The states of Monagas, Mérida and Anzoátegui in Venezuela are also located on the route from Norte de Santander and Arauca in Colombia to Europe, Africa, Central America and the Caribbean.
InSight Crime Analysis
In addition to social, political and economic crises unfolding in Venezuela; the abuse of state resources; and the involvement of the armed forces in illegal activities like drug trafficking; the recent seizures suggest the country is also struggling with problems related to Colombia’s increasing cultivation of coca.
According to new US government figures, Colombia could be producing up to 1,316 metric tons of cocaine a year, part of which leaves the country through the porous 2,219-kilometer border it shares with Venezuela.
Following the beginning of the demobilization of the Revolutionary Armed Forces of Colombia (Fuerzas Armadas Revolucionarias de Colombia – FARC), cocaine trafficking routes to Venezuela that until recently were mainly controlled by the rebels’ Eastern and Magdalena Medio blocks are now up for grabs. This has caused an unexpected territorial struggle for the control of illegal economies in these areas.
In the case of Norte de Santander — which borders the Venezuelan states of Táchira and Zulia — power gaps left by the FARC’s 33rd Front, which was concentrated in Tibú, have increased tensions between the National Liberation Army (Ejército de Liberación Nacional – ELN), the People’s Liberation Army (Ejército Popular de Liberación – EPL) and crime groups known as BACRIM. This has been evidenced by recent reports that the appearance of alleged paramilitary groups in the area has displaced the region’s inhabitants to Venezuela.

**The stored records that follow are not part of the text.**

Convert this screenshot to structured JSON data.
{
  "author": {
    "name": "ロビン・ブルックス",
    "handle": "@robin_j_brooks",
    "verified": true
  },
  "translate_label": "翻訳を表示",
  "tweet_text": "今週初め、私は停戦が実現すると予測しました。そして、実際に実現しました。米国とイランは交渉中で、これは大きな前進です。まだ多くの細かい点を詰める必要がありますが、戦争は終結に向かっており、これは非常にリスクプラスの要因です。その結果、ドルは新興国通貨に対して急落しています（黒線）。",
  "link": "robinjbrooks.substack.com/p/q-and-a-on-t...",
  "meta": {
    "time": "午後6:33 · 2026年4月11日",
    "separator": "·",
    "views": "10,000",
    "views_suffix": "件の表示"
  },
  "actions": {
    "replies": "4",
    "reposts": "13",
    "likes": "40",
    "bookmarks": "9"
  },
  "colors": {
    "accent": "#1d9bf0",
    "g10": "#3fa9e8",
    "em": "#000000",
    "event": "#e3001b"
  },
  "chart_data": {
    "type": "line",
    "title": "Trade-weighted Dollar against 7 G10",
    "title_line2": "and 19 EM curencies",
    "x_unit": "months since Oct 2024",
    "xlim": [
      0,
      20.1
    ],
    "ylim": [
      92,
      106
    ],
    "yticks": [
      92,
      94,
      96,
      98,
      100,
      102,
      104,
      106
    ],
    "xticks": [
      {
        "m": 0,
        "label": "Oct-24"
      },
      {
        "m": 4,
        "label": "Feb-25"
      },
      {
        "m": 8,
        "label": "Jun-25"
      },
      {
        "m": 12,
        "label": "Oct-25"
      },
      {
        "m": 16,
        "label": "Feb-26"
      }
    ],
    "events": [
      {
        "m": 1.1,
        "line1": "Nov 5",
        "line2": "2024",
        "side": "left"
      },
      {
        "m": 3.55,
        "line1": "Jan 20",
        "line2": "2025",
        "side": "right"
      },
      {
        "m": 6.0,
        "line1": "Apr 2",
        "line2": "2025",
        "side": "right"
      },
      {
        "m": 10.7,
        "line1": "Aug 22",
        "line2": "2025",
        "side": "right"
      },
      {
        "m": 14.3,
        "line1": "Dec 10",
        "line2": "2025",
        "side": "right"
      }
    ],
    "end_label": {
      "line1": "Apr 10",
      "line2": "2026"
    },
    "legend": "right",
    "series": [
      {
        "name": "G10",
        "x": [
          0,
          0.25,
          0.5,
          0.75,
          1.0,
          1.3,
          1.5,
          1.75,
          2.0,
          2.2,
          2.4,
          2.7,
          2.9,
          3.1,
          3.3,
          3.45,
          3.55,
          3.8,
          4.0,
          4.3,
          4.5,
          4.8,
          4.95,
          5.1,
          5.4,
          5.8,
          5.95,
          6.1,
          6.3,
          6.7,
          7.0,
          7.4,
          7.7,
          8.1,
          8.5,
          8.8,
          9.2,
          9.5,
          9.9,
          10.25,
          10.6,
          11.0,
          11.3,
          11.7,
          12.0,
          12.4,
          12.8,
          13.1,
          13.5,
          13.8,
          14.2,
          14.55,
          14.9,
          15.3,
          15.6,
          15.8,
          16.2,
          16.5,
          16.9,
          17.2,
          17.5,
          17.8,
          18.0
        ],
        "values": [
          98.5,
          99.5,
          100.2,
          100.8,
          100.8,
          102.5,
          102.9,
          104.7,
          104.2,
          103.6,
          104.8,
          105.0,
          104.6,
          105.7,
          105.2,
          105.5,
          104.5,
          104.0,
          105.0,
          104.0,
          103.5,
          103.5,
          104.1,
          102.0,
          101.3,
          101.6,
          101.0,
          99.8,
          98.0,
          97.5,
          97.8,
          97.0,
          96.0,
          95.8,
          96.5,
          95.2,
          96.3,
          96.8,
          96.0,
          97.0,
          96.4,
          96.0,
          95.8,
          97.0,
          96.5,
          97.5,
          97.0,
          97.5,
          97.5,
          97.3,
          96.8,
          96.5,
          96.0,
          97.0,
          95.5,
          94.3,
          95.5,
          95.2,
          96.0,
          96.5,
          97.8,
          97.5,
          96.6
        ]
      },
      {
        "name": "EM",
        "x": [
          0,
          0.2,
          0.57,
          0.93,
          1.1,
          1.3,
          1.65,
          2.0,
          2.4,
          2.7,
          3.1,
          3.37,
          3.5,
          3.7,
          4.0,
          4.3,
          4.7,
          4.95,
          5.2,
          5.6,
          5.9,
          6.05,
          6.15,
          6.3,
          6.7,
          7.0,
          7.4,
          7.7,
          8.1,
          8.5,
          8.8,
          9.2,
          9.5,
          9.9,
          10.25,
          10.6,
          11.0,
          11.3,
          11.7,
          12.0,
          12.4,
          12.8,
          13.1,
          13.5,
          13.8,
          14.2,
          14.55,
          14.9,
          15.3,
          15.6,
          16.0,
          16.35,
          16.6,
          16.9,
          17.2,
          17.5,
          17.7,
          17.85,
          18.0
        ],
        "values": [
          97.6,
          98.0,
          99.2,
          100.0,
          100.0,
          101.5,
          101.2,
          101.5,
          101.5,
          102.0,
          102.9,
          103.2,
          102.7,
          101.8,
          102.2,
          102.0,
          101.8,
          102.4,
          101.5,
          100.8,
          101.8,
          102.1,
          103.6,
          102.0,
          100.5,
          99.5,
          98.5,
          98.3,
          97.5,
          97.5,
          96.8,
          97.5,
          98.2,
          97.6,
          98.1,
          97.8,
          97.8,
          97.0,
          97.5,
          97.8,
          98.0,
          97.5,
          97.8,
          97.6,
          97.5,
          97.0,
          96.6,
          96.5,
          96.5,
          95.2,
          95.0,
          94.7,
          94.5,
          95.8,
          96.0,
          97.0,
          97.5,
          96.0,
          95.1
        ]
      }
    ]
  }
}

Another factor that should not be discounted is the possible increase of illicit crops in Venezuela. The most recent figures from the Venezuelan National Anti-Drug Office (Oficina Nacional Antidrogas – ONA) referred to Zulia as the state with the largest number of seizures nationwide (58 tons). In addition, the ONA reported about 25 hectares of coca crops in an area near the Colombian border.
This coincides with a recent field investigation conducted by InSight Crime, which found coca crops controlled by the ELN in Sierra de Perija in Zulia state. The investigation also found that the guerrilla group would be employing local indigenous people in laboratories to process cocaine.
In short, Colombian President Juan Manuel Santos’ optimism that the peace agreement with the FARC, possibly the most important player in the global cocaine trade, could mark a turning point in the fight against drug trafficking seems to be contradicted by reality. Conditions in Colombia and Venezuela could continue to foster cocaine trafficking and boost consumption throughout the region.